Long Range PCR

Long range PCR typically refers to the amplification of DNA fragments in excess of 5 kb, using a blend of thermostable DNA polymerases that allows for the amplification of longer fragments than those that can be achieved with a single enzyme. Enzyme blends consist primarily of an A-family DNA polymerase (e.g. Taq), combined with a small amount of a B-family or proofreading DNA polymerase (e.g. Pfu). Both enzymes possess 5’ – 3’ DNA-dependent DNA polymerase activity, but only the B-family polymerase possesses 3’ – 5’ exonuclease or proofreading activity.

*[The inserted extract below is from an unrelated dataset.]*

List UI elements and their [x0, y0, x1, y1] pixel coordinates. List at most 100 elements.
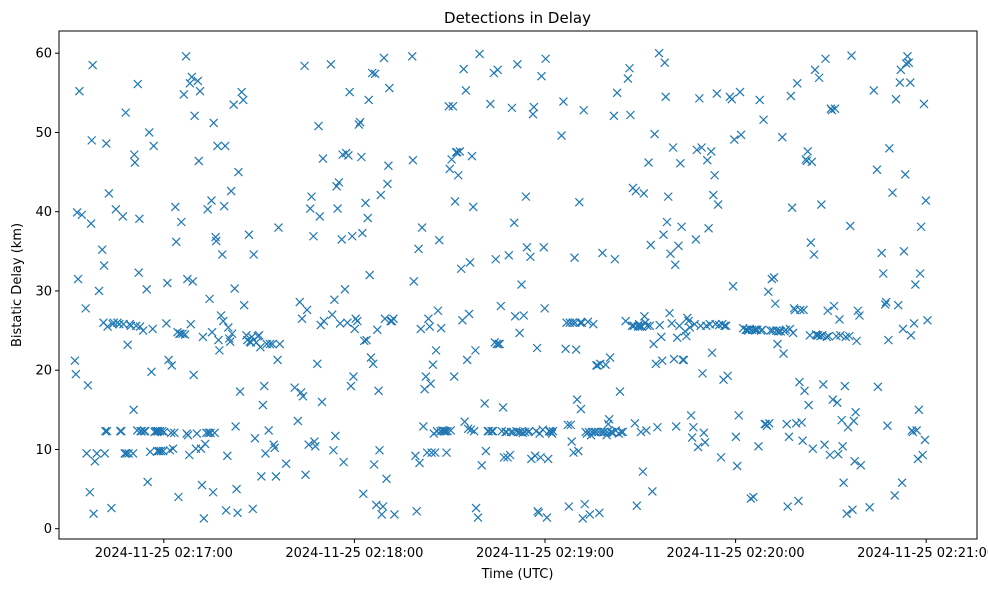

A-family DNA polymerases like Taq are unable to efficiently extend beyond misincorporated bases due to their lack of proofreading activity. Mismatched base pairing therefore leads to truncated products that accumulate during PCR, reduce the effective template copy number and contribute to reaction failure if the target is long and/or the concentration of template DNA is low. Wild-type B-family DNA polymerases are extremely accurate due to their ability to repair mismatches but do not perform well over longer target distances or with low template concentrations because their 3’ – 5’ exonuclease (proofreading) activity destroys primers and affects sensitivity. By combining the robustness of A-family polymerases with misincorporation repair through the 3’ - ‘5’ exonuclease activity of the minor (B-family polymerase) component, long-range blends are capable of long and sensitive PCR. The error rates of enzyme blends are typically two- to six-fold lower than that of Taq, but are significantly higher than that of pure B-family DNA polymerases.

Solix Long Range DNA Polymerase is a blend of KAPA Taq DNA polymerase and the novel, engineered Solix HiFi B-family DNA polymerase. In the HotStart formulation, Solix Taq is combined with a proprietary antibody that blocks Taq activity until the initial denaturation step. This prevents the formation of spurious reaction products during reaction setup, and increases overall reaction efficiency.

Solix Long Range and Long Range HotStart PCR Kits offer:

  • Efficient amplification of long DNA fragments (up to 25 kb).
  • Improved sensitivity in the amplification of both short and long amplicons.
  • Two- to six-fold higher in fidelity than wild-type Taq.
  • The robustness of A-family polymerases, i.e. typically less optimization of reaction parameters than required for B-family polymerases.
  • dA-tailed reaction products that can be cloned into TA-cloning vectors.

Advanced Applications of Long Range PCR in Cutting-Edge Research :

Long Range PCR is not just limited to amplification but is a cornerstone for innovative research in various fields, offering an indispensable tool for high-accuracy studies requiring long DNA fragments. This powerful technique is instrumental in unraveling complex genetic processes, sequencing large regions of the genome, and investigating difficult-to-amplify DNA regions.

Why Researchers Choose Long Range PCR ?

  • High Sensitivity for Low DNA Input: Long Range PCR is especially beneficial for researchers dealing with low DNA inputs or precious samples, ensuring high sensitivity even when template DNA is scarce.
  • Minimized Primer-Dimer Formation: A common challenge in long-template PCR is the formation of primer-dimers, which often complicate amplification. The Solix Long Range Polymerase effectively minimizes primer-dimer formation, ensuring that amplification is focused on the target DNA.
  • Reproducibility and Scalability: Whether working on small-scale projects or large genomic surveys, Long Range PCR offers the reproducibility and scalability needed to manage diverse genetic research tasks. The ability to amplify large DNA fragments across multiple conditions enhances the depth of data analysis and results interpretation.
  • Support for Complex Genomic Studies: With the flexibility to amplify long and complex genomic sequences, Long Range PCR is crucial in genomic mapping, identifying large-scale mutations, and examining gene regulatory regions that traditional PCR cannot easily address.

Versatile Use in Clinical and Diagnostic Research

In clinical and diagnostic research, Long Range PCR offers new possibilities for detecting genetic mutations, examining gene duplications, or amplifying genomic regions that might be difficult to target with standard PCR techniques.

  • Cancer Research: Long Range PCR plays an essential role in the identification of cancer-related mutations or the detection of large gene rearrangements in oncology research.
  • Genetic Disorder Investigations: Researchers use Long Range PCR to analyze genes linked to inherited genetic disorders, enabling the identification of large deletions or mutations that standard PCR may miss.

Key Benefits of Long Range PCR :

  • Efficient Amplification of Large Templates: Whether studying large genes or long regions of the genome, Long Range PCR is engineered to perform with high efficiency, even in the face of difficult DNA structures or low template DNA.
  • Accurate Detection in Complex Genomic Regions: The Solix Long Range Polymerase enables precision in regions with high GC content or secondary structures that hinder traditional PCR techniques.
  • Seamless Integration with Other Techniques: Compatible with various next-generation sequencing (NGS) methods, Long Range PCR can be used to prepare DNA templates for deeper genomic analysis.